/ Sings The Bread Hits ( CD 97091 / 2002 )
今月1回しか更新しないのもナンだなあと思い、久々に。CDやレコードはドンドン増えてまいります。最近では9月20日という再発日和もありましたし。
で、最近ebayでも色々未入手の品を探している所。そんな中、安値で見つけたのがこの1枚。ブレッドのデヴィッド・ゲイツ、ではなくて燻し銀の渋いシンガー・ソングライターのジェイムス・グリフィンのレア盤だ。2005年に惜しくも亡くなってしまった彼だが、これはとても死の数年前とは思えぬ力作。ここでは、ブレッドのヒット曲、しかも全てデヴィッドが書き下ろした楽曲("If"、"Make It ith You"、"Baby I'm Want You"、"Lost Without Your Love"、"THe Guitar Man"、"It Don't Matter To Me"など代表曲12曲)を、全く原曲の雰囲気を損ねない完成度でカバーしている。

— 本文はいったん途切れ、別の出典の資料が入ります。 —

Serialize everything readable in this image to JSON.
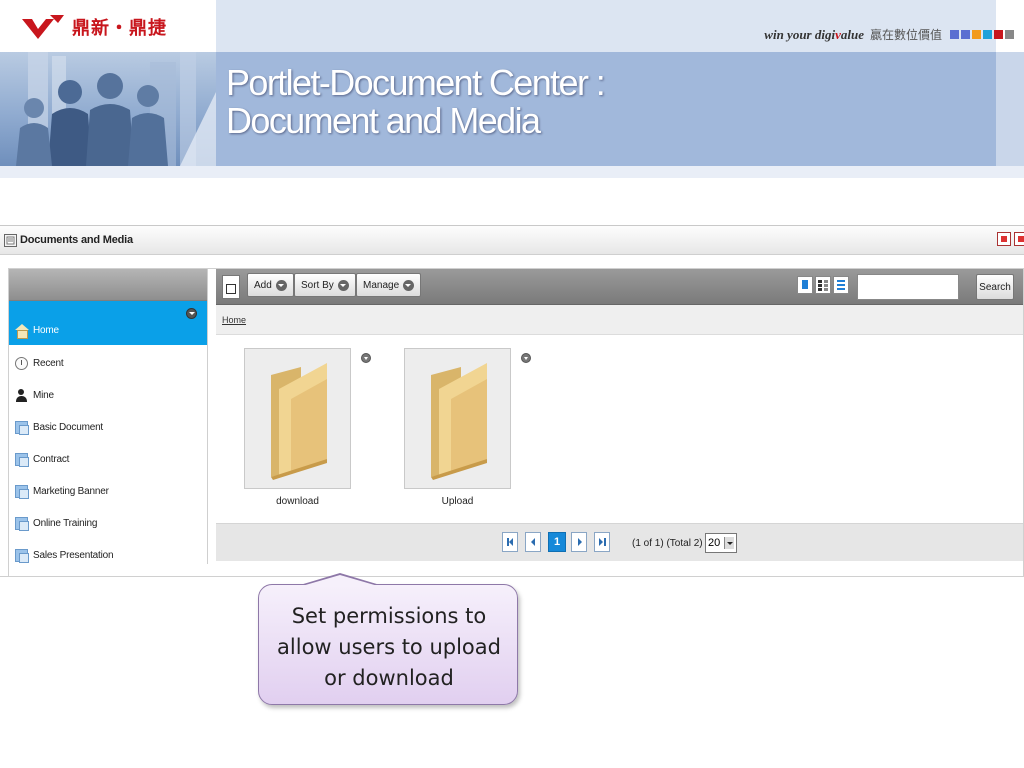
{
  "slide": {
    "brand": "鼎新‧鼎捷",
    "tagline_prefix": "win your digi",
    "tagline_v": "v",
    "tagline_suffix": "alue",
    "tagline_zh": "贏在數位價值",
    "title_line1": "Portlet-Document Center :",
    "title_line2": "Document  and Media",
    "colors": {
      "brand_red": "#c8161d",
      "title_band": "#a1b8db",
      "squares": [
        "#5b6fd1",
        "#5b6fd1",
        "#f29b1d",
        "#1fa1d9",
        "#c8161d",
        "#888888"
      ]
    }
  },
  "portlet": {
    "title": "Documents and Media",
    "title_icon": "portlet-icon",
    "window_controls": [
      "minimize-icon",
      "maximize-icon"
    ]
  },
  "sidebar": {
    "items": [
      {
        "label": "Home",
        "icon": "home-icon",
        "active": true
      },
      {
        "label": "Recent",
        "icon": "clock-icon"
      },
      {
        "label": "Mine",
        "icon": "user-icon"
      },
      {
        "label": "Basic Document",
        "icon": "folder-icon"
      },
      {
        "label": "Contract",
        "icon": "folder-icon"
      },
      {
        "label": "Marketing Banner",
        "icon": "folder-icon"
      },
      {
        "label": "Online Training",
        "icon": "folder-icon"
      },
      {
        "label": "Sales Presentation",
        "icon": "folder-icon"
      }
    ]
  },
  "toolbar": {
    "add": "Add",
    "sort_by": "Sort By",
    "manage": "Manage",
    "search_placeholder": "",
    "search_button": "Search",
    "view_modes": [
      "icon-view",
      "descriptive-view",
      "list-view"
    ],
    "active_view": "icon-view"
  },
  "breadcrumb": {
    "home": "Home"
  },
  "files": [
    {
      "name": "download",
      "icon": "folder-icon"
    },
    {
      "name": "Upload",
      "icon": "folder-icon"
    }
  ],
  "pagination": {
    "current_page": "1",
    "info": "(1 of 1) (Total 2)",
    "page_size": "20"
  },
  "callout": {
    "line1": "Set permissions to",
    "line2": "allow users to upload",
    "line3": "or download"
  }
}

絶対コレ、”ブレッドのCDだと勘違いして買った客をガッカリさせない”というコンセプトのはず。とにかくジャケからしてどう考えてもジェイムスよりも「BREAD」の看板が目立つインチキ商品の体なのだが、ジェイムスの衰えぬ歌声にぐいぐい引き込まれる。ジェイムスはプライドそっちのけで本気カバーしてるんですよ。ブレッド時代はR&Bと相性のいいビターボイスで知られたのだが、ここでは割とソフトにデヴィッドの声域をカバーしているので見直してしまう。
何しろ芸歴は長いお方。今度別の機会に紹介しようと思うが、Jimmy Griffin名義で60年代には"Summer Holiday"などティーンポップをカバーしたアイドル盤をリリースしていたし(未CD化だがコレも意外と良い)、ブレッドでの華々しいキャリアを終えた後もリチャード・マニュエルの名唱で知られるバラード"She Knows"を含む『Breakin' Up Easy』含め2枚の名ソロ作をリリース。カーペンターズがヒットさせた"For All We Know"などソングライティングの腕も確か。さらにその後ナッシュビルに拠点を移し、カントリー畑にて、イーグルスのランディ・マイズナー、ビリー・スワンと共にブラック・タイを結成してアルバムを残したり、クリス・ヒルマンのデザート・ローズ・バンドもかくやと思わせるカントリー・ロック・バンド、レミントンズでも90年代初頭に2作を残したりしている。そう言えばレミントンズの1作目には、シンディ・ローパーの"True Colors"など80'sヒットの常連ライター、トム・ケリーが在籍していたバンド、フールズ・ゴールド(ダン・フォーゲルバーグのバックバンド)の片割れ、デニー・ヘンスンもメンバーとして在籍していた。
そうそう、元スウィンギング・ブルージーンズ〜ホリーズのテリー・シルヴェスターとの1981年のデュオ作『Griffin & Sylvester』もなかなかの出来だった。
ちなみにこの盤、悲しい位にペラペラの紙1枚でクレジット皆無。申し訳程度に書かれたプロデューサーの名Earl Sinksから、晩年に身を置いたカントリー系のプロダクションであることが推察できる。